The willows probably didn’t help retain the bank much, though, as their roots are just as likely to pull the earth together and allow more erosion.
After the arrangements were made, I waited for the bulldozers to arrive.
And waited.
The fencing got done. The tree-planting is almost done. All without the better access tracks I’d hoped for. There was a lot of carrying of water buckets for young trees in inaccessible places. The ramps finally arrived from Young and were delivered to the house and the Esdale main entry.
We had to get a new bulldozer driver. At Andrew’s shearing “cut out” party, surrounded by beer cans and the sound of clay pigeon shooting, I was introduced to Mick Downey who Andrew knew from his sheep shearing team. Mick had just gone into the earthmoving business. After discussing it one day, the machinery was delivered the next and away they went.

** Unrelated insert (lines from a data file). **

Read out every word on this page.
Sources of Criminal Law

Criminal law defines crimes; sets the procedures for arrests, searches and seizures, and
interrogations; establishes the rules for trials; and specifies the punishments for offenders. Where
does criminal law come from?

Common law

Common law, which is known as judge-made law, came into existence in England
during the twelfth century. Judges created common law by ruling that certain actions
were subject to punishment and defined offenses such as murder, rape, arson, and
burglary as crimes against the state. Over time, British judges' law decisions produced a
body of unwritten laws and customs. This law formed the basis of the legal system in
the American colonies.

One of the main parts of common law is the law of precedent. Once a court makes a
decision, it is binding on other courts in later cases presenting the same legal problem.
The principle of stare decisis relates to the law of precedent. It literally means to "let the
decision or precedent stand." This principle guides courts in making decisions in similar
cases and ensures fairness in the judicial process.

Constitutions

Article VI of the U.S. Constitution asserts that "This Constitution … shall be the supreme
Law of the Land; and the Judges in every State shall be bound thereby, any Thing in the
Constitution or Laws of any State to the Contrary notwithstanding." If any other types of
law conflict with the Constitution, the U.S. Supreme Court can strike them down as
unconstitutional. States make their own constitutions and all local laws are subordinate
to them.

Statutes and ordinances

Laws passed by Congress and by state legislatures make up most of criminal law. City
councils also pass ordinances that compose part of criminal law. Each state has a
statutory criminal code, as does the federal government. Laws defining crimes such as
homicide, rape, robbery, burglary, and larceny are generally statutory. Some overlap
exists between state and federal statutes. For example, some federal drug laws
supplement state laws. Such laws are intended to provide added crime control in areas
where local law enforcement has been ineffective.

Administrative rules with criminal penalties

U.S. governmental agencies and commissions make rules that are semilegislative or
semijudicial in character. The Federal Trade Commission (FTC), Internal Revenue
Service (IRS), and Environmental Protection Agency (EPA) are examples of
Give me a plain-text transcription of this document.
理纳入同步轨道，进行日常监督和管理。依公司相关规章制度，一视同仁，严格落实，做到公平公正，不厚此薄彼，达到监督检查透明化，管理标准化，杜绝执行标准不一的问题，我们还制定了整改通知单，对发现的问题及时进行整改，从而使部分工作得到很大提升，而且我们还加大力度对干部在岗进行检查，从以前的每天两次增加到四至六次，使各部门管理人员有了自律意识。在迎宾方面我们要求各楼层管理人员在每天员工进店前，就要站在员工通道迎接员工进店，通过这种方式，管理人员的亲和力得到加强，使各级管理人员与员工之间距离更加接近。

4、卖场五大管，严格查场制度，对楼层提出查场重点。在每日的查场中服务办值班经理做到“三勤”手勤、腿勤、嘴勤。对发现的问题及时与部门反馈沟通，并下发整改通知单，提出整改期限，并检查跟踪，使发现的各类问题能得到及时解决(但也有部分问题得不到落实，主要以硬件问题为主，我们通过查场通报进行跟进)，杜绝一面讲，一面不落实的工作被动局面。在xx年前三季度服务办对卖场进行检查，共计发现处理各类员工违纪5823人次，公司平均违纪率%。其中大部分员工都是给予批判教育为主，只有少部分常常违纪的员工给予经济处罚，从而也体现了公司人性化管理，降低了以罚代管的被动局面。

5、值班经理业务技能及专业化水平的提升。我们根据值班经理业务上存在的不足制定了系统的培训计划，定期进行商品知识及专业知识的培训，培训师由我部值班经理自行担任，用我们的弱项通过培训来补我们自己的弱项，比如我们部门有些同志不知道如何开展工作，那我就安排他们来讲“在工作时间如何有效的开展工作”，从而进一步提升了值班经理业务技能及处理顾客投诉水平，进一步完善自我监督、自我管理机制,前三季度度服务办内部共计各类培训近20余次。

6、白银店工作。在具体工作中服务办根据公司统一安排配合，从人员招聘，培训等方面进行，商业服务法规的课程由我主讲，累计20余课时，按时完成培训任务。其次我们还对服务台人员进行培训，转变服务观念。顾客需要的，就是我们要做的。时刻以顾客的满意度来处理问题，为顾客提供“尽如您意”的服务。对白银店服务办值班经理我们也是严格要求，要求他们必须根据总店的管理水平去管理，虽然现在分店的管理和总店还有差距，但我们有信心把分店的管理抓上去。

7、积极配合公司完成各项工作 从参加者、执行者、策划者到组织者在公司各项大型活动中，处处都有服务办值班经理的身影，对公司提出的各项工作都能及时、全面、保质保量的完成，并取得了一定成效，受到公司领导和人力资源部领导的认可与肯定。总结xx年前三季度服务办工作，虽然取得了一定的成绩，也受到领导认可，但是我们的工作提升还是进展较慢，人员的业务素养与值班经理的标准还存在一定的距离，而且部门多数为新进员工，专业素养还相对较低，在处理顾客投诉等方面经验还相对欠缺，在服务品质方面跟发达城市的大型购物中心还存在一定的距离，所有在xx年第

Suddenly the hills have been alive with the sounds of rumbling and beeping monsters making their way up and down the rocky slopes.
They’ve been going places with their big equipment that I find tricky just walking.
I found it hard to watch the access tracks, minimal as they are, go through our native grasses. I’ve just learned to identify some of those plants. It’s necessary to have the tracks, though, both for fire fighting access and also so that we can water the new trees we’ve planted. Buckets in midsummer heat are just not going to happen.
There’s been a lot to learn about what makes a good occasional use track. Unlike an all-weather full-time road, it’s better for a track to be grassy if possible because it reduces the erosion when it rains. The idea is to do the minimum needed to make it drivable. That means removing the biggest, sump-crushing boulders, cutting into the slope to make the road a little more level if it’s dangerously tilted, making runoff trenches and “Whoa-boy” humps in the road to force the water to divert. I see the purpose, but don’t like driving with the Whoa-boys on a steep track, because coming up or down the lower side of the hump means you’re momentarily vertical.
Anyway, the waterhole was dug and is holding water beautifully. The willows are history.